Więc pytam: co mogłoby to być? Miałyście jakieś doświadczenia w tej kwestii?
- Dołączył: 2011-03-27
- Miasto: Wyspy Kokosowe
- Liczba postów: 2996
11 lipca 2012, 13:19
Dlaczego lekarz miałby Cię wyśmiać, zbyt długi ból piersi nie jest normalny. Najprawdopodobniej mogą to być zaburzenia hormonalne, objawy dotyczące piersi zazwyczaj spowodowane są podwyższoną prolaktyną. A masz też problemy z nieregularną miesiączką?
- Dołączył: 2012-06-04
- Miasto: Warszawa
- Liczba postów: 1802
11 lipca 2012, 14:10
zolzaaaa napisał(a):
Dlaczego lekarz miałby Cię wyśmiać, zbyt długi ból piersi nie jest normalny. Najprawdopodobniej mogą to być zaburzenia hormonalne, objawy dotyczące piersi zazwyczaj spowodowane są podwyższoną prolaktyną. A masz też problemy z nieregularną miesiączką?

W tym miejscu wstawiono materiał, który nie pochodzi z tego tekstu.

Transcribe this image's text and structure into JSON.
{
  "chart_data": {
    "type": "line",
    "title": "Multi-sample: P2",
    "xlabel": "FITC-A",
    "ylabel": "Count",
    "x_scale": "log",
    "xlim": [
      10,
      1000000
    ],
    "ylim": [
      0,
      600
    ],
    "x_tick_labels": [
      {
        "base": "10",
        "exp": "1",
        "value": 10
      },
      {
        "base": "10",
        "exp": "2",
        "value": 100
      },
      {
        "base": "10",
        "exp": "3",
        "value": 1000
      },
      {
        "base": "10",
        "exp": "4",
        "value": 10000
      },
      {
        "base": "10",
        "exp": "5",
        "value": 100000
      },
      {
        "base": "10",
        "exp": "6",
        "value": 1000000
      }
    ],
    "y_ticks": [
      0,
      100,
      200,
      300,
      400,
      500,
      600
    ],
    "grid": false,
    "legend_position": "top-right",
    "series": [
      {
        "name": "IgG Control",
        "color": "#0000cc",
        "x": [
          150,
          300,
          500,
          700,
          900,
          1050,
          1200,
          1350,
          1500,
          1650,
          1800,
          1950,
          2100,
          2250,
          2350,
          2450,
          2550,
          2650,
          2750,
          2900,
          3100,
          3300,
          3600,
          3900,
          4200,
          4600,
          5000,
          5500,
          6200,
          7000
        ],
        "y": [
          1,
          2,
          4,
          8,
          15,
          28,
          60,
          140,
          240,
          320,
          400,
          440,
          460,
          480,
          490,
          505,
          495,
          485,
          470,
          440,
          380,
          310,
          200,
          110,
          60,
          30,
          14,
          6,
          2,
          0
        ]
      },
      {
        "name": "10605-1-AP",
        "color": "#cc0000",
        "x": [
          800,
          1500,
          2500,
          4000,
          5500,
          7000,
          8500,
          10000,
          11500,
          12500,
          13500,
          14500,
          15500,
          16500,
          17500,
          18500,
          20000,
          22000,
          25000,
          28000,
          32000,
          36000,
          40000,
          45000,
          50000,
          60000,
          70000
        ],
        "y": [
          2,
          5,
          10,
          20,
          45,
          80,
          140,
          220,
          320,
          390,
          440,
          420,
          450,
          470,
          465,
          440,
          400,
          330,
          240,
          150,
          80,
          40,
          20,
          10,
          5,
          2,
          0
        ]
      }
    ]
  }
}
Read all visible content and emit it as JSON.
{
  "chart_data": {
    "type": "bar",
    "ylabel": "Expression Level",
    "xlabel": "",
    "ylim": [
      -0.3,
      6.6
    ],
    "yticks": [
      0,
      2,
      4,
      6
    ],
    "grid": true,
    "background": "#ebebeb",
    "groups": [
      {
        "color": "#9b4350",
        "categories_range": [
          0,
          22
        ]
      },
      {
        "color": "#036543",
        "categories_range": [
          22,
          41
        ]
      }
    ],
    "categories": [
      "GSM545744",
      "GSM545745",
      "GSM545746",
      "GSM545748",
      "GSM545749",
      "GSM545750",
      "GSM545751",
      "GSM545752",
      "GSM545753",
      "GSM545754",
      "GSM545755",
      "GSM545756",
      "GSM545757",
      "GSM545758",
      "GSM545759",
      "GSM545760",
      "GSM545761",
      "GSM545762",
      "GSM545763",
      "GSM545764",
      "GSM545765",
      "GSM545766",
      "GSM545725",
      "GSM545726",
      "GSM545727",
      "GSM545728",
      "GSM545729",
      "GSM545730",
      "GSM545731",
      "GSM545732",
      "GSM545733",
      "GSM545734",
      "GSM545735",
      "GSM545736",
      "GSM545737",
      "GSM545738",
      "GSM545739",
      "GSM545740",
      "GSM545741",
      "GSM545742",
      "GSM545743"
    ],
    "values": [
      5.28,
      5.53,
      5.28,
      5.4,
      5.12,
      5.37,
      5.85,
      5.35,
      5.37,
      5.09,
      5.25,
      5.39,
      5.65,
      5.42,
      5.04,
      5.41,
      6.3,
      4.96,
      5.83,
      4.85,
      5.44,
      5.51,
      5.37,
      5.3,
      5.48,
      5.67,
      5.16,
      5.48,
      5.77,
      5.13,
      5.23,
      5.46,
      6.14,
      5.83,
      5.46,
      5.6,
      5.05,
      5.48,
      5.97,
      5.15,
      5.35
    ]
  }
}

Od zawsze miałam lekkie wahania w kwestii miesiączki (raz 28 dni cykl, raz 32...), ale raczej nie są to wahania jakieś mocne. Szczerze mówiąc raz już byłam z innym "nietypowym" problemem w przychodzi (w wieku 15 lat miałam poważne zawroty głowy, prawie mdlałam, pomimo w miarę prawidłowej diety. Po zrobieniu badań krwi, które wyszły prawidłowo, lekarka stwierdziła, że najpewniej symuluję) i od tamtej pory rzadko chodzę do lekarza, bo przyjmować mnie może tylko ta jedna lekarka.
- Dołączył: 2011-03-27
- Miasto: Wyspy Kokosowe
- Liczba postów: 2996
11 lipca 2012, 15:06
W sumie poniekąd Cię rozumiem bo zależy na jakiego lekarza się trafi. Kiedyś mialam niewielkie problemy z miesiączką to lekarz stwierdził że pewnie taka moja uroda i skierowania na badania nie dał żadnego. Miesiaczkę miałam jak w szwajcarskim zegarku, a po czasie okazało sie że zaburzenia hormonalne jednak są (przez co poroniłam ciążę). Dlatego jak Cię coś niepokoi warto zrobić sobie badania.